There is good news for those of you who are pregnant! A recent study has shown that exercising during your pregnancy is safe for both you and your baby. In addition, exercise is recommended during pregnancy, even for those of you who haven’t previously worked out.

“Healthy pregnant women who exercise should be encouraged to continue, and if a woman is pregnant and is not an exerciser, she should be encouraged to start a moderate exercise program,” said study co-author Dr. Linda Szymanski, an assistant professor in the division of maternal-fetal medicine at Johns Hopkins University in Baltimore.

I think the big takeaway from Dr. Szymanski is that exercise is beneficial, regardless of your previous exercise level. However, a lot of the subjects interviewed for the study indicated they were hearing the opposite message from their physicians.
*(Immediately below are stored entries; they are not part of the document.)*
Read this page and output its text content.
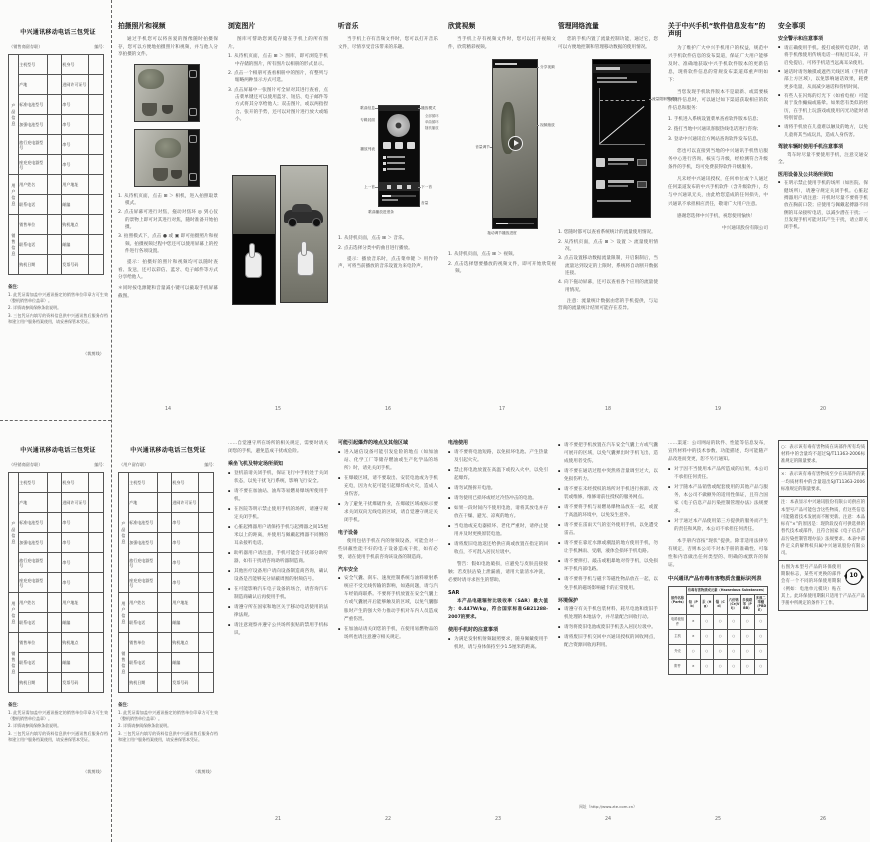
中兴通讯移动电话三包凭证
（销售商留存联）	编号：
产品信息	主机型号		机身号	
	产地		进网许可证号	
	标准电池型号		串号	
	加强电池型号		串号	
	旅行充电器型号		串号	
	座充充电器型号		串号	
用户信息	用户姓名		用户地址	
	联系电话		邮编	
销售信息	销售单位		购机地点	
	联系电话		邮编	
	购机日期		发票号码	
备注：
1. 此凭证需加盖中兴通讯指定的销售单位印章方可生效（整机销售单位盖章）。
2. 详情请参阅保修条款说明。
3. 三包凭证内填写的资料信息供中兴通讯售后服务存档和建立用户服务档案使用，请妥善保管本凭证。
（裁剪线）
拍摄照片和视频

通过手机您可以将喜爱的图像随时拍摄保存，您可以方便地拍摄照片和视频，并与他人分享拍摄的文件。

1. 从待机页面，点击 ⊞ ＞ 相机，进入拍照取景模式。

2. 点击屏幕可进行对焦，拖动对焦环 ◎ 到心仪的景物上即可对其进行对焦，随时准备开始拍摄。

3. 拍照模式下，点击 ● 或 ▣ 即可拍摄照片和视频。拍摄视频过程中您还可以使用屏幕上的控件进行各项设置。

提示：拍摄好的照片和视频均可以随时查看、发送，还可以彩信、蓝牙、电子邮件等方式分享给他人。

＊同时按电源键和音量减小键可以截取手机屏幕截图。

14
浏览图片

图库可帮助您浏览存储在手机上的所有图片。

1. 从待机页面，点击 ⊞ ＞ 图库，即可浏览手机中存储的图片，所有图片以相册的形式显示。

2. 点击一个相册可查看相册中的图片，有整列与缩略两种显示方式可选。

3. 点击屏幕中一张图片可全屏对其进行查看，点击菜单键还可以使用蓝牙、短信、电子邮件等方式将其分享给他人；双击图片，或以两指捏合、张开的手势，还可以对图片进行放大或缩小。

15
听音乐

当手机上存有音频文件时，您可以打开音乐文件，尽情享受音乐带来的乐趣。

歌曲信息
专辑封面
播放列表
上一首
歌曲播放进度条
播放模式
全部循环
单曲循环
随机播放
下一首
音量

1. 从待机页面，点击 ⊞ ＞ 音乐。

2. 点击选择分类中的曲目进行播放。

提示：播放音乐时，点击菜单键 ＞ 用作铃声，可将当前播放的音乐设置为来电铃声。

16
欣赏视频

当手机上存有视频文件时，您可以打开视频文件，欣赏精彩视频。

分享视频
视频缩放
音量调节
拖动调节播放进度

1. 从待机页面，点击 ⊞ ＞ 视频。

2. 点击选择想要播放的视频文件，即可开始欣赏视频。

17
管理网络流量

您的手机内置了流量控制功能，通过它，您可以方便地控制和管理移动数据的使用情况。

流量限制警戒线

1. 您随时都可以查看系统统计的流量使用情况。

2. 从待机页面，点击 ⊞ ＞ 设置 ＞ 流量使用情况。

3. 点击设置移动数据流量限制，开启限制后，当流量达到设定的上限时，系统将自动断开数据连接。

4. 向下拖动屏幕，还可以查看各个应用的流量使用情况。

注意：流量统计数据由您的手机提供，与运营商的流量统计结果可能存在差异。

18
关于中兴手机“软件信息发布”的声明

为了维护广大中兴手机用户的权益，规范中兴手机软件信息的发布渠道，保证广大用户能够及时、准确地获取中兴手机软件版本的更新信息，现将软件信息的常规发布渠道郑重声明如下：

当您发现手机软件版本不是最新、或需要核实软件信息时，可以通过如下渠道获取相应的软件信息和服务：

1. 手机进入系统设置菜单查看软件版本信息；

2. 拨打当地中兴通讯客服热线电话进行咨询；

3. 登录中兴通讯官方网站查询软件发布信息。

您也可以直接到当地的中兴通讯手机售后服务中心进行咨询、核实与升级，经检测符合升级条件的手机，均可免费获得软件升级服务。

凡未经中兴通讯授权，任何单位或个人通过任何渠道发布的中兴手机软件（含升级软件），均与中兴通讯无关，由此给您造成的任何损失，中兴通讯不承担相应责任，敬请广大用户注意。

感谢您选择中兴手机，祝您使用愉快！

中兴通讯股份有限公司

19
安全事项
安全警示和注意事项

▪ 请正确使用手机。拨打或接听电话时，请将手机像使用传统电话一样贴近耳朵，开启免提后，可将手机适当远离耳朵使用。

▪ 通话时请勿触摸或遮挡天线区域（手机背部上方区域），以免影响通话效果，耗费更多电量，从而减少通话和待机时间。

▪ 有些人在闪烁的灯光下（如看电视）可能易于发作癫痫或眩晕。如果您有类似的经历，在手机上玩游戏或使用闪光功能时请特别留意。

▪ 请将手机放在儿童难以触及的地方，以免儿童将其当成玩具，造成人身伤害。

驾驶车辆时使用手机注意事项

驾车时尽量不要使用手机，注意交通安全。

医用设备及公共场所须知

▪ 在明示禁止使用手机的场所（如医院、保健场所），请遵守规定关闭手机。心脏起搏器用户请注意：开机时尽量不要将手机放在胸前口袋；应使用与佩戴起搏器不同侧的耳朵接听电话，以减少潜在干扰；一旦发现手机可能对其产生干扰，请立即关闭手机。

20
中兴通讯移动电话三包凭证
（经销商留存联）	编号：
产品信息	主机型号		机身号	
	产地		进网许可证号	
	标准电池型号		串号	
	加强电池型号		串号	
	旅行充电器型号		串号	
	座充充电器型号		串号	
用户信息	用户姓名		用户地址	
	联系电话		邮编	
销售信息	销售单位		购机地点	
	联系电话		邮编	
	购机日期		发票号码	
备注：
1. 此凭证需加盖中兴通讯指定的销售单位印章方可生效（整机销售单位盖章）。
2. 详情请参阅保修条款说明。
3. 三包凭证内填写的资料信息供中兴通讯售后服务存档和建立用户服务档案使用，请妥善保管本凭证。
（裁剪线）
中兴通讯移动电话三包凭证
（用户留存联）	编号：
产品信息	主机型号		机身号	
	产地		进网许可证号	
	标准电池型号		串号	
	加强电池型号		串号	
	旅行充电器型号		串号	
	座充充电器型号		串号	
用户信息	用户姓名		用户地址	
	联系电话		邮编	
销售信息	销售单位		购机地点	
	联系电话		邮编	
	购机日期		发票号码	
备注：
1. 此凭证需加盖中兴通讯指定的销售单位印章方可生效（整机销售单位盖章）。
2. 详情请参阅保修条款说明。
3. 三包凭证内填写的资料信息供中兴通讯售后服务存档和建立用户服务档案使用，请妥善保管本凭证。
（裁剪线）

……自觉遵守所在场所的相关规定，需要时请关闭您的手机，避免造成干扰或危险。

乘坐飞机及特定场所须知

▪ 登机前请关闭手机，保证飞行中手机处于关闭状态，以免干扰飞行系统，影响飞行安全。

▪ 请不要在加油站、油库等易燃易爆场所使用手机。

▪ 在医院等明示禁止使用手机的场所，请遵守规定关闭手机。

▪ 心脏起搏器用户请保持手机与起搏器之间15厘米以上的距离，并使用与佩戴起搏器不同侧的耳朵接听电话。

▪ 助听器用户请注意，手机可能会干扰部分助听器，如有干扰请咨询助听器制造商。

▪ 其他医疗设备用户请向设备制造商咨询，确认设备是否能够充分屏蔽周围的射频信号。

▪ 在可能影响汽车电子设备的场合，请咨询汽车制造商确认后再使用手机。

▪ 请遵守所在国家和地区关于移动电话使用的法律法规。

▪ 请注意观察并遵守公共场所张贴的禁用手机标识。

21
可能引起爆炸的地点及其他区域

▪ 进入通信设备可能引发危险的地点（如加油站、化学工厂等储存燃油或生产化学品的场所）时，请先关闭手机。

▪ 在爆破区域，请不要取出、安装电池或为手机充电，因为火花可能引起爆炸或火灾，造成人身伤害。

▪ 为了避免干扰爆破作业，在爆破区域或标示要求关闭双向无线电的区域，请自觉遵守规定关闭手机。

电子设备

使用包括手机在内的射频设备，可能会对一些屏蔽性能不好的电子设备造成干扰，如有必要，请在使用手机前咨询该设备的制造商。

汽车安全

▪ 安全气囊、刹车、速度控制系统与油料喷射系统应不受无线传输的影响，如遇问题，请与汽车经销商联系。不要将手机放置在安全气囊上方或气囊展开后能够触及的区域，以免气囊膨胀时产生的强大外力推动手机对车内人员造成严重伤害。

▪ 在加油站请关闭您的手机，在使用易燃物品的场所也请注意遵守相关规定。

22
电池使用

▪ 请不要将电池短路，以免损坏电池、产生热量及引起火灾。

▪ 禁止将电池放置在高温下或投入火中，以免引起爆炸。

▪ 请勿试图拆开电池。

▪ 请勿使用已损坏或经过冷热冲击的电池。

▪ 如果一段时间内不使用电池，请将其放电并存放在干燥、避光、凉爽的地方。

▪ 当电池或充电器损坏、老化严重时，请停止使用并及时更换原装电池。

▪ 请将废旧电池返还给供应商或放置在指定的回收点，不可混入居民垃圾中。

警告：假如电池破损，应避免与皮肤直接接触；若皮肤沾染上泄漏液，请用大量清水冲洗，必要时请寻求医生的帮助。

SAR

本产品电磁辐射比吸收率（SAR）最大值为：0.447W/kg，符合国家标准GB21288-2007的要求。

使用手机时的注意事项

▪ 为满足发射机射频辐照要求，随身佩戴使用手机时，请与身体保持至少1.5厘米的距离。

23

▪ 请不要把手机放置在汽车安全气囊上方或气囊可展开的区域，以免气囊弹出时手机飞出，造成使用者受伤。

▪ 请不要在通话过程中突然将音量调至过大，以免损伤听力。

▪ 请不要在未经授权的场所对手机进行拆卸、改装或维修，维修请前往授权的服务网点。

▪ 请不要将手机与易燃易爆物品放在一起，或置于高温的环境中，以免发生意外。

▪ 请不要在雷雨天气的室外使用手机，以免遭受雷击。

▪ 请不要在靠近水源或潮湿的地方使用手机，勿让手机淋雨、受潮，液体会损坏手机电路。

▪ 请不要摔打、敲击或粗暴地对待手机，以免损坏手机内部电路。

▪ 请不要将手机与磁卡等磁性物品放在一起，以免手机的磁场影响磁卡的正常使用。

环境保护

▪ 请遵守有关手机包装材料、耗尽电池和废旧手机处理的本地法令，并尽量配合回收行动。

▪ 请勿将废旧电池或废旧手机丢入居民垃圾中。

▪ 请将废旧手机交回中兴通讯授权的回收网点，配合资源回收再利用。

网址（http://www.zte.com.cn）
24

……渠道：公司网站的软件、性能等信息发布，宣传材料中的技术参数、功能描述，均可能随产品改进而变更，恕不另行通知。

▪ 对于因不当使用本产品所造成的后果，本公司不承担任何责任。

▪ 对于随本产品销售或配套使用的其他产品与服务，本公司不做额外的适用性保证，且符合国家《电子信息产品污染控制管理办法》法规要求。

▪ 对于通过本产品使用第三方提供的服务而产生的责任和风险，本公司不承担任何责任。

本手册内容按“现状”提供。除非适用法律另有规定，否则本公司不对本手册的准确性、可靠性和内容做出任何类型的、明确的或默许的保证。

中兴通讯产品有毒有害物质含量标识列表
部件名称（Parts）	有毒有害物质或元素（Hazardous Substances）					
	铅（Pb）	汞（Hg）	镉（Cd）	六价铬（Cr(VI)）	多溴联苯（PBB）	多溴二苯醚（PBDE）
电路板组件	×	○	○	○	○	○
主机	×	○	○	○	○	○
外壳	○	○	○	○	○	○
附件	×	○	○	○	○	○
25
○：表示该有毒有害物质在该部件所有均质材料中的含量均不超过SJ/T11363-2006标准规定的限量要求。
×：表示该有毒有害物质至少在该部件的某一均质材料中的含量超出SJ/T11363-2006标准规定的限量要求。
注：本表显示中兴通讯股份有限公司供应的本型号产品可能包含这些物质，但这些信息可能随着技术发展而不断更新。注意：本品标有“×”的原因是：现阶段没有可供选择的替代技术或部件，且符合国家《电子信息产品污染控制管理办法》法规要求。本表中部件定义的解释权归属中兴通讯股份有限公司。
10
右图为本型号产品的环保使用期限标志，某些可更换的部件会有一个不同的环保使用期限（例如：电池单元模块）贴在其上。此环保使用期限只适用于产品在产品手册中所规定的条件下工作。
26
“Many women say their doctor told them they should cut back on exercise, and if they weren’t exercising before pregnancy, now is not the time to start,” said Szymanski. “I think it’s just because there’s not enough data out there to assure [health care] providers that the fetus is okay.”

While this study is saying the fetus will be okay, every situation is different, and all women should consult their physicians before beginning exercise. If you have been physically active prior to getting pregnant and plan on continuing physical activity during your pregnancy, the transition will be a much easier one. That being said, I believe one of the big markers that pregnant women need to monitor while working out is their heart rate, a topic that this article didn’t touch on. A generally accepted heart rate for pregnant women working out is 140. Anything higher than that and there is a risk that the baby won’t be getting as much oxygenated blood. As with anything, listen to your body.

My wife’s pregnancies were extremely different from each other. With the first one, she didn’t workout much. With the second one, she was doing kickboxing and weights classes at the gym until about 36-37 weeks. With the first one, she battled sciatic pain, while the second one was a pain-free pregnancy. While I believe her increased activity level helped with the pain, she was also faithfully doing her Egoscue menus the second time around. If you don’t have an Egoscue menu, I would recommend picking up a copy of Pain Free for Women by Pete Egoscue. It’s an EXCELLENT source of information and includes e-cise menus for each trimester.

QUESTION: For my female readers–What was your experience with workout out while pregnant?